Durante dias tão confusos, difíceis e cruéis, certa calma e satisfação acompanhavam parte das minhas manhãs. Quase sempre a mesma playlist, a casa inteira aberta e todos os ingredientes na mesa me esperavam por volta do mesmo horário. Posso dizer que preparar o meu almoço se transformou em uma espécie de ritual de autocuidado e cura. Cozinhar envolve afeto. Soube disso desde muito nova, quando minha mãe me deixava fazer algum bolo (quase) sozinha. Eu amava não apenas cozinhar, mas também acompanhar o que vinha depois. Enquanto fazia, sempre imaginava o resultado e pensava no quanto aquele momento era importante e nos unia.
Eu não tinha o hábito de cozinhar diariamente. Essa prática veio quando comecei minha transição para o veganismo, nos primeiros meses de pandemia. Viver esse processo no isolamento social me permitiu ter tempo suficiente na maioria dos dias para cozinhar todas as minhas refeições. Já nas primeiras semanas notei o quanto esses novos hábitos trouxeram leveza para os meus dias. Inúmeras vezes o modo automático me desconectou de muitas coisas simples, porém grandiosas. Parece – e de fato é – muito óbvio o papel da alimentação nas nossas vidas, mas sinto que, às vezes, eu não compreendia esse processo em sua plenitude e grandiosidade. O ato de cozinhar por si só já diz muito para mim. Consigo fazer um paralelo com as criações artísticas porque envolve criatividade, muitas possibilidades de combinações e muito aprendizado durante o fazer. É muito gostoso olhar para trás e ver que os avanços significativos que tive na cozinha, eu aprendi com a prática, testando e descobrindo coisas maravilhosas, e também coisas que não deram certo ou não combinaram entre si.
Mas além de tudo isso, ao cozinhar eu encontrei um lugar de autocuidado. É maravilhoso fazer algo que dá certo, mas é magnífico fazer algo que não apenas vai dar certo, como vai te servir de alimento, te servir para uma necessidade muito básica dos seres. E se preparar essa refeição for um momento seu com suas músicas favoritas, com calma, em um lugar que você goste e se sinta bem à vontade, esse processo vira algo terapêutico. Pode ser um momento muito agradável depois de um dia não muito bom, ou um momento agradável que vai tornar um dia ainda mais especial. Também é muito interessante o quanto a cozinha pode aflorar alguns aspectos na gente como criatividade, organização, paciência e um consumo mais consciente, que também faz perceber meios de evitar ao máximo o desperdício de alimentos, que infelizmente é tão alto.
CONSIDERE O VEGANISMO – O IMPORTANTE É SE RESPEITAR E RESPEITAR O SEU CORPO
Começar a cozinhar diariamente já na minha transição para o veganismo, teve um impacto gigantesco nesse processo. Eu adquiri um olhar muito diferente porque a minha alimentação mudou demais. É ainda mais satisfatório e extremamente prazeroso me nutrir com alimentos feitos por mim em momentos sempre muito agradáveis, e ainda não contribuir com uma indústria que eu não concordo, além de descobrir cada dia mais a variedade de ingredientes naturais e criar uma relação maior com a natureza e consequentemente com o meu corpo.

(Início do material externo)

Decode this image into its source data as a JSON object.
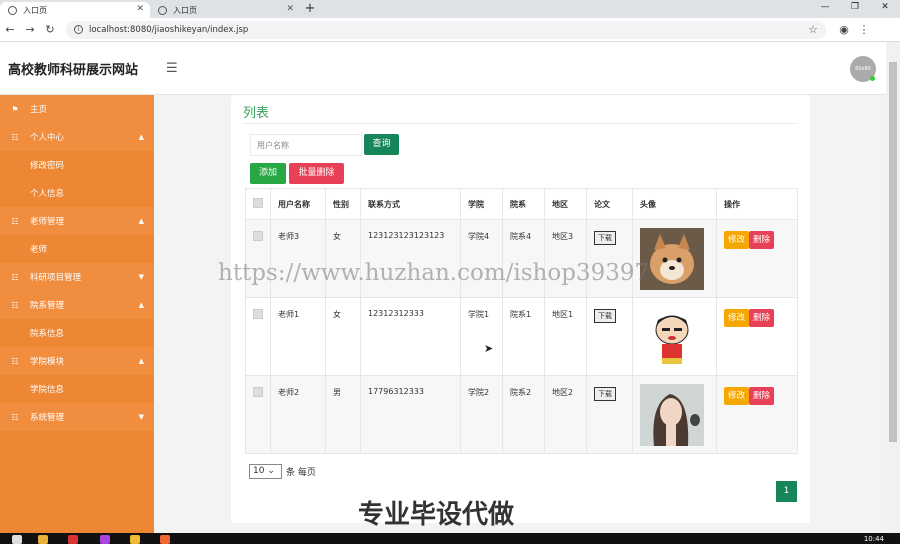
{
  "browser": {
    "tabs": [
      {
        "label": "入口页"
      },
      {
        "label": "入口页"
      }
    ],
    "url": "localhost:8080/jiaoshikeyan/index.jsp",
    "new_tab": "+",
    "win": {
      "min": "—",
      "max": "❐",
      "close": "✕"
    }
  },
  "header": {
    "title": "高校教师科研展示网站",
    "avatar_text": "80x80"
  },
  "sidebar": {
    "items": [
      {
        "label": "主页",
        "type": "main",
        "icon": "flag-icon"
      },
      {
        "label": "个人中心",
        "type": "main",
        "caret": "▲"
      },
      {
        "label": "修改密码",
        "type": "sub"
      },
      {
        "label": "个人信息",
        "type": "sub"
      },
      {
        "label": "老师管理",
        "type": "main",
        "caret": "▲"
      },
      {
        "label": "老师",
        "type": "sub"
      },
      {
        "label": "科研项目管理",
        "type": "main",
        "caret": "▼"
      },
      {
        "label": "院系管理",
        "type": "main",
        "caret": "▲"
      },
      {
        "label": "院系信息",
        "type": "sub"
      },
      {
        "label": "学院模块",
        "type": "main",
        "caret": "▲"
      },
      {
        "label": "学院信息",
        "type": "sub"
      },
      {
        "label": "系统管理",
        "type": "main",
        "caret": "▼"
      }
    ]
  },
  "main": {
    "title": "列表",
    "search_placeholder": "用户名称",
    "query_button": "查询",
    "add_button": "添加",
    "batch_delete_button": "批量删除",
    "columns": [
      "用户名称",
      "性别",
      "联系方式",
      "学院",
      "院系",
      "地区",
      "论文",
      "头像",
      "操作"
    ],
    "rows": [
      {
        "name": "老师3",
        "gender": "女",
        "contact": "123123123123123",
        "college": "学院4",
        "dept": "院系4",
        "region": "地区3",
        "paper": "下载",
        "avatar": "shiba-dog-photo"
      },
      {
        "name": "老师1",
        "gender": "女",
        "contact": "12312312333",
        "college": "学院1",
        "dept": "院系1",
        "region": "地区1",
        "paper": "下载",
        "avatar": "cartoon-boy-image"
      },
      {
        "name": "老师2",
        "gender": "男",
        "contact": "17796312333",
        "college": "学院2",
        "dept": "院系2",
        "region": "地区2",
        "paper": "下载",
        "avatar": "woman-portrait-photo"
      }
    ],
    "edit_label": "修改",
    "delete_label": "删除",
    "page_size": "10",
    "page_size_suffix": "条 每页",
    "page_number": "1"
  },
  "watermark": "https://www.huzhan.com/ishop39397",
  "overlay_text": "专业毕设代做",
  "taskbar": {
    "clock": "10:44"
  },
  "colors": {
    "sidebar": "#ee8734",
    "accent": "#16855a",
    "success": "#28a745",
    "danger": "#e74057",
    "warning": "#f5a700"
  }
}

Talvez cozinhar não signifique tudo isso para todas as pessoas, mas acho importante partilhar essa descoberta que sei que não foi apenas minha. Momentos duros e incertos como esses que estamos atravessando há quase um ano, requerem boas dosagens de respiro e momentos criativos. A descoberta de atividades cotidianas que podem causar boas sensações ao nosso corpo sempre foi preciosa demais, e agora se faz necessária como nunca. Acredito que mesmo depois de todos esses meses, ainda não estamos completamente adaptados a essa nova rotina, e nos perdemos no meio das tantas coisas que tem acontecido. Mas é de extrema importância olhar e cuidar de si. Entender qual momento pode ser assim no seu dia a dia, ou qual momento te proporciona essas sensações.

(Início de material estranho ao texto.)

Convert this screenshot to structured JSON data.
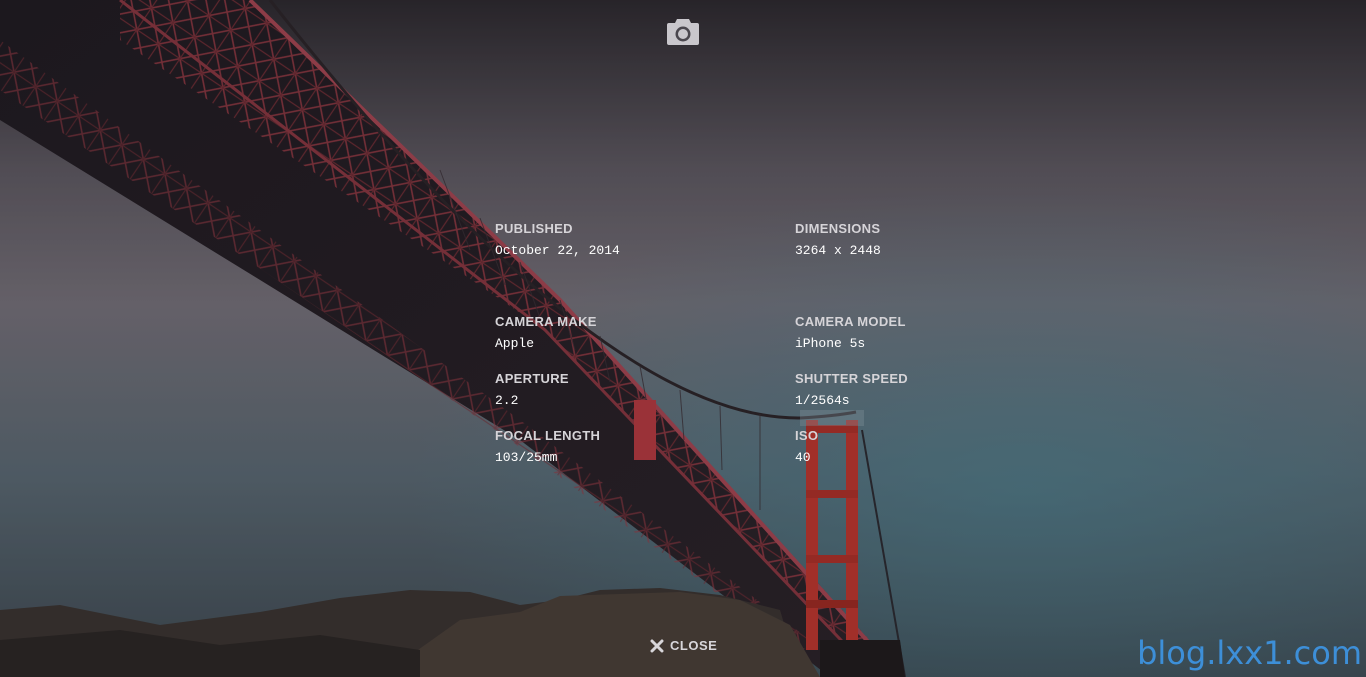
{
  "header": {
    "icon": "camera-icon"
  },
  "metadata": {
    "published": {
      "label": "PUBLISHED",
      "value": "October 22, 2014"
    },
    "dimensions": {
      "label": "DIMENSIONS",
      "value": "3264 x 2448"
    },
    "camera_make": {
      "label": "CAMERA MAKE",
      "value": "Apple"
    },
    "camera_model": {
      "label": "CAMERA MODEL",
      "value": "iPhone 5s"
    },
    "aperture": {
      "label": "APERTURE",
      "value": "2.2"
    },
    "shutter_speed": {
      "label": "SHUTTER SPEED",
      "value": "1/2564s"
    },
    "focal_length": {
      "label": "FOCAL LENGTH",
      "value": "103/25mm"
    },
    "iso": {
      "label": "ISO",
      "value": "40"
    }
  },
  "footer": {
    "close_label": "CLOSE",
    "close_icon": "close-icon"
  },
  "watermark": {
    "text": "blog.lxx1.com"
  },
  "colors": {
    "label": "#d6d4d8",
    "value": "#ffffff",
    "watermark": "#3d8fd8",
    "bridge": "#a04048",
    "tower": "#c0362e"
  }
}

Para finalizar, deixo as boas palavras da Thamara Bogolenta, que entende muito bem dessa cozinha cheia de afeto e bons sentimentos: “Cozinhar é esse cuidado, é esse abraço que você não abraça… É tudo. É uma magia que acontece, a tal da alquimia, porque você escolhe os temperos; você se entrega. E o ato de você alimentar alguém, de você saber cozinhar e querer cozinhar para alguém ou para você mesmo, é um ato de cura. Eu enxergo muito por esse viés. Que seja uma superprodução, que seja um arroz com feijão: tudo vai nutrir nosso corpo. E que grande isso”.